To implement the decision, the Court entered Administrative Order No. 2020-15 pursuant to its constitutional and statutory authority to supervise and regulate the practice of law. The order requires accommodations for in-person testing be provided to applicants under the Americans with Disabilities Act. In addition, applicants who did not register to take the exam on a laptop must contact the BLE if they are unable to take the exam on a computer.
The BLE recommended that the Court take this action based on five key considerations:
- The Michigan Department of Health and Human Services informed the BLE that they cannot predict with certainty that any in-person examination could be safely administered in 2020. In addition, the lead times necessary to secure adequate facilities and prepare to administer an in-person examination under unknown conditions (i.e. proctors, PPE, social distancing, self-reporting of heath conditions, etc.) present insurmountable obstacles.
- An essay-only exam will test applicants’ knowledge of Michigan law, and a passing score will be sufficient to conclude an applicant should be admitted to the Bar. Experts will work with the BLE to determine an appropriate passing score based on results from previous July exams.
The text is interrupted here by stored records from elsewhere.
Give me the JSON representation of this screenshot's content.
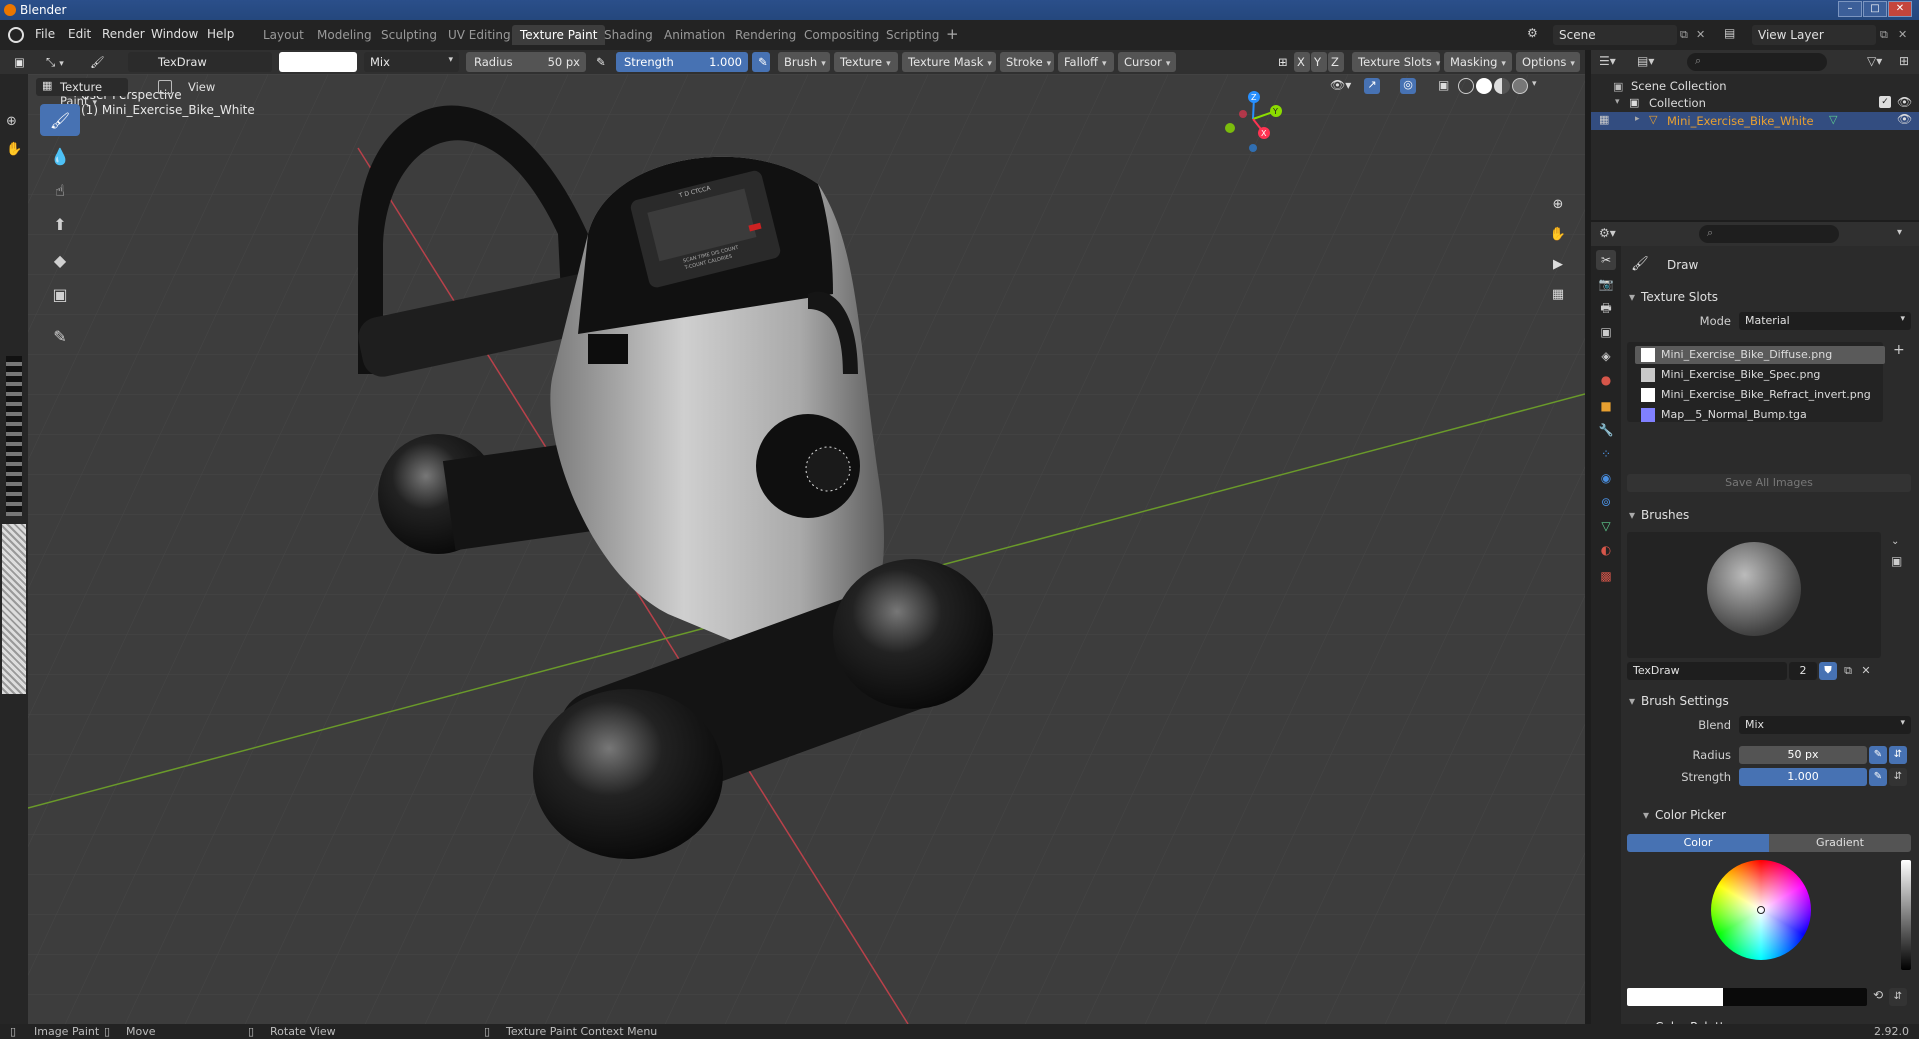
{
  "window": {
    "title": "Blender",
    "controls": [
      "–",
      "□",
      "✕"
    ]
  },
  "menu": {
    "items": [
      "File",
      "Edit",
      "Render",
      "Window",
      "Help"
    ],
    "workspaces": [
      "Layout",
      "Modeling",
      "Sculpting",
      "UV Editing",
      "Texture Paint",
      "Shading",
      "Animation",
      "Rendering",
      "Compositing",
      "Scripting"
    ],
    "active_workspace": "Texture Paint",
    "add_tab": "+",
    "scene": "Scene",
    "view_layer": "View Layer"
  },
  "tool_header": {
    "brush_name": "TexDraw",
    "blend": "Mix",
    "radius_label": "Radius",
    "radius_value": "50 px",
    "strength_label": "Strength",
    "strength_value": "1.000",
    "menus": [
      "Brush",
      "Texture",
      "Texture Mask",
      "Stroke",
      "Falloff",
      "Cursor"
    ],
    "axes": [
      "X",
      "Y",
      "Z"
    ],
    "right_menus": [
      "Texture Slots",
      "Masking",
      "Options"
    ]
  },
  "viewport_header": {
    "mode": "Texture Paint",
    "view_menu": "View"
  },
  "viewport": {
    "perspective": "User Perspective",
    "object_label": "(1) Mini_Exercise_Bike_White",
    "gizmo": {
      "x": "X",
      "y": "Y",
      "z": "Z"
    },
    "screen_labels": [
      "T D CTCCA",
      "SCAN TIME DIS COUNT",
      "T-COUNT CALORIES"
    ]
  },
  "outliner": {
    "scene_collection": "Scene Collection",
    "collection": "Collection",
    "object": "Mini_Exercise_Bike_White"
  },
  "properties": {
    "active_tool": "Draw",
    "texture_slots": {
      "title": "Texture Slots",
      "mode_label": "Mode",
      "mode_value": "Material",
      "items": [
        {
          "name": "Mini_Exercise_Bike_Diffuse.png",
          "selected": true,
          "color": "#ffffff"
        },
        {
          "name": "Mini_Exercise_Bike_Spec.png",
          "selected": false,
          "color": "#c8c8c8"
        },
        {
          "name": "Mini_Exercise_Bike_Refract_invert.png",
          "selected": false,
          "color": "#ffffff"
        },
        {
          "name": "Map__5_Normal_Bump.tga",
          "selected": false,
          "color": "#8080ff"
        }
      ],
      "save_all": "Save All Images"
    },
    "brushes": {
      "title": "Brushes",
      "brush_name": "TexDraw",
      "users": "2"
    },
    "brush_settings": {
      "title": "Brush Settings",
      "blend_label": "Blend",
      "blend_value": "Mix",
      "radius_label": "Radius",
      "radius_value": "50 px",
      "strength_label": "Strength",
      "strength_value": "1.000"
    },
    "color_picker": {
      "title": "Color Picker",
      "tabs": [
        "Color",
        "Gradient"
      ],
      "active_tab": "Color"
    },
    "color_palette": {
      "title": "Color Palette"
    }
  },
  "statusbar": {
    "items": [
      "Image Paint",
      "Move",
      "Rotate View",
      "Texture Paint Context Menu"
    ],
    "version": "2.92.0"
  },
  "colors": {
    "accent": "#4772b3",
    "selected_object": "#e8a030",
    "x_axis": "#ff3352",
    "y_axis": "#8bdc00",
    "z_axis": "#2890ff"
  }
}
- The software provider of the BLE’s in-person laptop exams has confirmed its ability to conduct an online essay exam and to verify that the administration was honest.
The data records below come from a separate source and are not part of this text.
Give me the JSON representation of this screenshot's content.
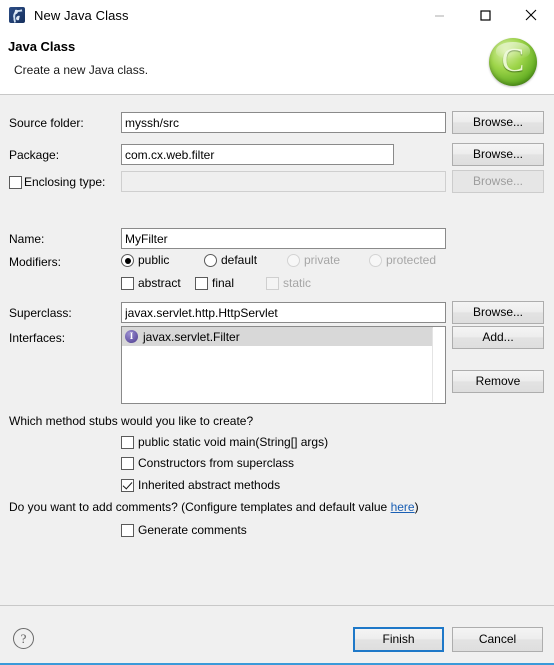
{
  "window": {
    "title": "New Java Class",
    "icon": "java-class-icon",
    "controls": {
      "minimize": "minimize-icon",
      "maximize": "maximize-icon",
      "close": "close-icon"
    }
  },
  "header": {
    "title": "Java Class",
    "description": "Create a new Java class.",
    "banner_icon_letter": "C"
  },
  "form": {
    "source_folder": {
      "label": "Source folder:",
      "value": "myssh/src",
      "browse_label": "Browse...",
      "browse_enabled": true
    },
    "package": {
      "label": "Package:",
      "value": "com.cx.web.filter",
      "browse_label": "Browse...",
      "browse_enabled": true
    },
    "enclosing_type": {
      "label": "Enclosing type:",
      "checked": false,
      "value": "",
      "browse_label": "Browse...",
      "browse_enabled": false
    },
    "name": {
      "label": "Name:",
      "value": "MyFilter"
    },
    "modifiers": {
      "label": "Modifiers:",
      "access": [
        {
          "label": "public",
          "checked": true,
          "enabled": true
        },
        {
          "label": "default",
          "checked": false,
          "enabled": true
        },
        {
          "label": "private",
          "checked": false,
          "enabled": false
        },
        {
          "label": "protected",
          "checked": false,
          "enabled": false
        }
      ],
      "flags": [
        {
          "label": "abstract",
          "checked": false,
          "enabled": true
        },
        {
          "label": "final",
          "checked": false,
          "enabled": true
        },
        {
          "label": "static",
          "checked": false,
          "enabled": false
        }
      ]
    },
    "superclass": {
      "label": "Superclass:",
      "value": "javax.servlet.http.HttpServlet",
      "browse_label": "Browse..."
    },
    "interfaces": {
      "label": "Interfaces:",
      "items": [
        {
          "name": "javax.servlet.Filter",
          "icon": "interface-icon",
          "selected": true
        }
      ],
      "add_label": "Add...",
      "remove_label": "Remove"
    }
  },
  "stubs": {
    "question": "Which method stubs would you like to create?",
    "options": [
      {
        "label": "public static void main(String[] args)",
        "checked": false
      },
      {
        "label": "Constructors from superclass",
        "checked": false
      },
      {
        "label": "Inherited abstract methods",
        "checked": true
      }
    ]
  },
  "comments": {
    "question_prefix": "Do you want to add comments? (Configure templates and default value ",
    "link_label": "here",
    "question_suffix": ")",
    "option": {
      "label": "Generate comments",
      "checked": false
    }
  },
  "footer": {
    "help_icon": "?",
    "finish_label": "Finish",
    "cancel_label": "Cancel"
  },
  "colors": {
    "dialog_bg": "#f0f0f0",
    "header_bg": "#ffffff",
    "accent_blue": "#1e78c8",
    "bottom_border": "#3a9ad9",
    "link": "#1a5fb4",
    "banner_green": "#63ae23",
    "interface_purple": "#6f5fae"
  }
}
- Administering the bar exam in July keeps applicants on the traditional track toward becoming an attorney.
- The 15-question essay exam covers both state and federal law that would be addressed in the 200 question Multistate Bar Exam, which cannot be administered online this year.
Given that applicants will be on the same professional track as previous July examinees, the BLE did not recommend any limited licensure scheme be adopted.